Consider Design Hierarchy

Next, an easy way to spot work from a non graphic designer is to when there’s no attention paid to the design hierarchy. What is this? It’s when you’re mindful of the sizing of different elements on the page so you direct your reader’s attention. Whether you’re making business cards or a flier, design hierarchy matters.

When you make everything eye-catching, nothing really captures anyone’s attention. The reader doesn’t know where to look, and this is confusing. Not only are they likely to throw your print marketing into the trash, but you’re not sharing any information. Instead, use the design hierarchy to make sure the most important information is largest, while smaller information isn’t as in-your-face.

Use White Space

Another common mistake from non graphic designers is ignoring the white space. It might be tempting to put a lot of information on your design, but this ends up having the opposite effect. Instead of communicating with your audience, you leave them disinterested.

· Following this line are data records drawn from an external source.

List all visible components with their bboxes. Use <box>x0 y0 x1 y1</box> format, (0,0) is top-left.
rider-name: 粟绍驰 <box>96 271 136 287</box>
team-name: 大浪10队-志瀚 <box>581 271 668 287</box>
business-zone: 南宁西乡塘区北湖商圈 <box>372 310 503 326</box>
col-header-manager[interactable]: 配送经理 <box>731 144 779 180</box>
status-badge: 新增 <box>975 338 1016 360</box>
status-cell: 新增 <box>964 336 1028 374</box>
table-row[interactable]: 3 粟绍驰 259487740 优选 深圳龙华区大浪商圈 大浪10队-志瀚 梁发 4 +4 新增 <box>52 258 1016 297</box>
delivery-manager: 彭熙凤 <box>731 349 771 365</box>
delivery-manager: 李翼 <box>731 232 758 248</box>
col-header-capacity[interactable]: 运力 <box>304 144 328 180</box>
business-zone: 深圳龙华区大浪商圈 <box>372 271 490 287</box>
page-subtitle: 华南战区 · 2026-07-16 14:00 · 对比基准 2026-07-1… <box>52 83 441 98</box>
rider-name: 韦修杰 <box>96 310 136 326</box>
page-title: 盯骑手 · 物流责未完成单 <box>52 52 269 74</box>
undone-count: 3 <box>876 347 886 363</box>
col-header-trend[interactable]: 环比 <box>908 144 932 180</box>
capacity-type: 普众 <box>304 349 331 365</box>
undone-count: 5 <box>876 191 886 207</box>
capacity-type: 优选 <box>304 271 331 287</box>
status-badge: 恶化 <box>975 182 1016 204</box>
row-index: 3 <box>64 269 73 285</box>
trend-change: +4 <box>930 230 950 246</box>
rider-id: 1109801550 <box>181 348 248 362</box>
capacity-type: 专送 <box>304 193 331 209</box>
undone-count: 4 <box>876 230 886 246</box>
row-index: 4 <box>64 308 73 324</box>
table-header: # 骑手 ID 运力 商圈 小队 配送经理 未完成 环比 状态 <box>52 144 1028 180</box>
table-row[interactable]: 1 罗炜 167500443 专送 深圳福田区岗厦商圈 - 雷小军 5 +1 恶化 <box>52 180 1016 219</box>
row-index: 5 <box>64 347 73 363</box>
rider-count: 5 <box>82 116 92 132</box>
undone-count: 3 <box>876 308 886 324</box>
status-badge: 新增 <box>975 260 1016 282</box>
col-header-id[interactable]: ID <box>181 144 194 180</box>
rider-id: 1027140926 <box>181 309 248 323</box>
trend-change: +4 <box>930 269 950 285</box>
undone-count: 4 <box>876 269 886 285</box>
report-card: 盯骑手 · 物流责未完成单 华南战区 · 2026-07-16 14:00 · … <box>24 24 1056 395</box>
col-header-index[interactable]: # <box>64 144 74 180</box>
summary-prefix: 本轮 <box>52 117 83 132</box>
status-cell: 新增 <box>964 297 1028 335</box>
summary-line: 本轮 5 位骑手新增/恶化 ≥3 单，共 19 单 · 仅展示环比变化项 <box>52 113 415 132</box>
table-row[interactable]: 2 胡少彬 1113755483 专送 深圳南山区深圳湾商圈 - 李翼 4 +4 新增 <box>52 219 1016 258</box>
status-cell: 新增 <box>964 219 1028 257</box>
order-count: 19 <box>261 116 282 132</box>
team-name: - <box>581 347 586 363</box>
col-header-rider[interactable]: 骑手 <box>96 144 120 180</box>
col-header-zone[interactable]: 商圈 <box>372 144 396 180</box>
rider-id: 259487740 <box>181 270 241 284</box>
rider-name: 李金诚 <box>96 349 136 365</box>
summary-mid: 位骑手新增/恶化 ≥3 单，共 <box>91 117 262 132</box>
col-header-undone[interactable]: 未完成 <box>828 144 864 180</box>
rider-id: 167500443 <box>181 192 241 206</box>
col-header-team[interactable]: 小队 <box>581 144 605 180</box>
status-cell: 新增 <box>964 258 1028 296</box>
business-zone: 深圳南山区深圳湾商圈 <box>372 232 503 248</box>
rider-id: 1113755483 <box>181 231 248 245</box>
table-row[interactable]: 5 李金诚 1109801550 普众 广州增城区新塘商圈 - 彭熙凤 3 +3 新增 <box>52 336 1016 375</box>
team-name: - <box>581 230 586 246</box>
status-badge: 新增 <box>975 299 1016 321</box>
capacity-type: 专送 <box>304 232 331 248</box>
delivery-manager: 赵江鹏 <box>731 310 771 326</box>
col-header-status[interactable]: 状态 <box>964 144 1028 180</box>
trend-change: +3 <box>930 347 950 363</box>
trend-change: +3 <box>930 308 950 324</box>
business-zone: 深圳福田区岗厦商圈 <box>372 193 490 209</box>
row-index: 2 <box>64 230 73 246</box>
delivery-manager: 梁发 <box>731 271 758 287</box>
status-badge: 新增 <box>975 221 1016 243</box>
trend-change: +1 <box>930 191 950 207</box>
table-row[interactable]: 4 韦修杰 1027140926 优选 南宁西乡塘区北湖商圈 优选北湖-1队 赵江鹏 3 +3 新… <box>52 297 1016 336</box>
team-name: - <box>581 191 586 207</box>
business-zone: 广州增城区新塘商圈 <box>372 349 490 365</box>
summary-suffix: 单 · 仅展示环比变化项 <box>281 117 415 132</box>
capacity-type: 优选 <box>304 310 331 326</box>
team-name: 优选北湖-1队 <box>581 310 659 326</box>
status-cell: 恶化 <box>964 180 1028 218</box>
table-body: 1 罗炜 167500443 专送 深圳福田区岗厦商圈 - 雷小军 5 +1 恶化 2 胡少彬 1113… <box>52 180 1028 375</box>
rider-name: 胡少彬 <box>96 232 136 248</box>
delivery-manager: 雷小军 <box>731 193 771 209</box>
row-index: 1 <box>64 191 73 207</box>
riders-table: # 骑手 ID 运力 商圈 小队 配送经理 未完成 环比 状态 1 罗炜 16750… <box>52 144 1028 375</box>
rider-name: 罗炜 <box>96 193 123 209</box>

White space is your friend. Don’t try to cram as much information as you can on your design. The purpose of good design is to convey something to your readers. If it’s too cluttered, your message has no room to breathe. It’s also important to consider the bleed for your design so important things don’t get cut off. When in doubt, leave more white space (also known as negative space).

Try Templates

Last but not least, don’t be afraid to try templates. These are a fabulous tool for non graphic designers. There are so many free or inexpensive templates online, and they’re a nice compromise if you’re unable to shell out the money for a custom design. However, be mindful of how you customize this template to make sure it’s one-of-a-kind and unique.

Where can you find templates? Some great options are to use Canva or PicMonkey. Most of these have free versions, and their go-to templates are professional and easy to use. Just make sure to read the sizing guide for your specific print service so you keep everything sized and formatted properly.

Master Print Design as a Non Graphic Designer

In today’s world, you don’t need to be a professional graphic designer to create graphics for your own print materials. Whether you need a logo, flyer, or postcard, this is something you can whip up yourself using the design tips above.

As a non graphic designer, it’s good to take a look at the basics of design. Make sure you know your goals and what you’re hoping to accomplish. From there, you’re free to try any design that speaks to you.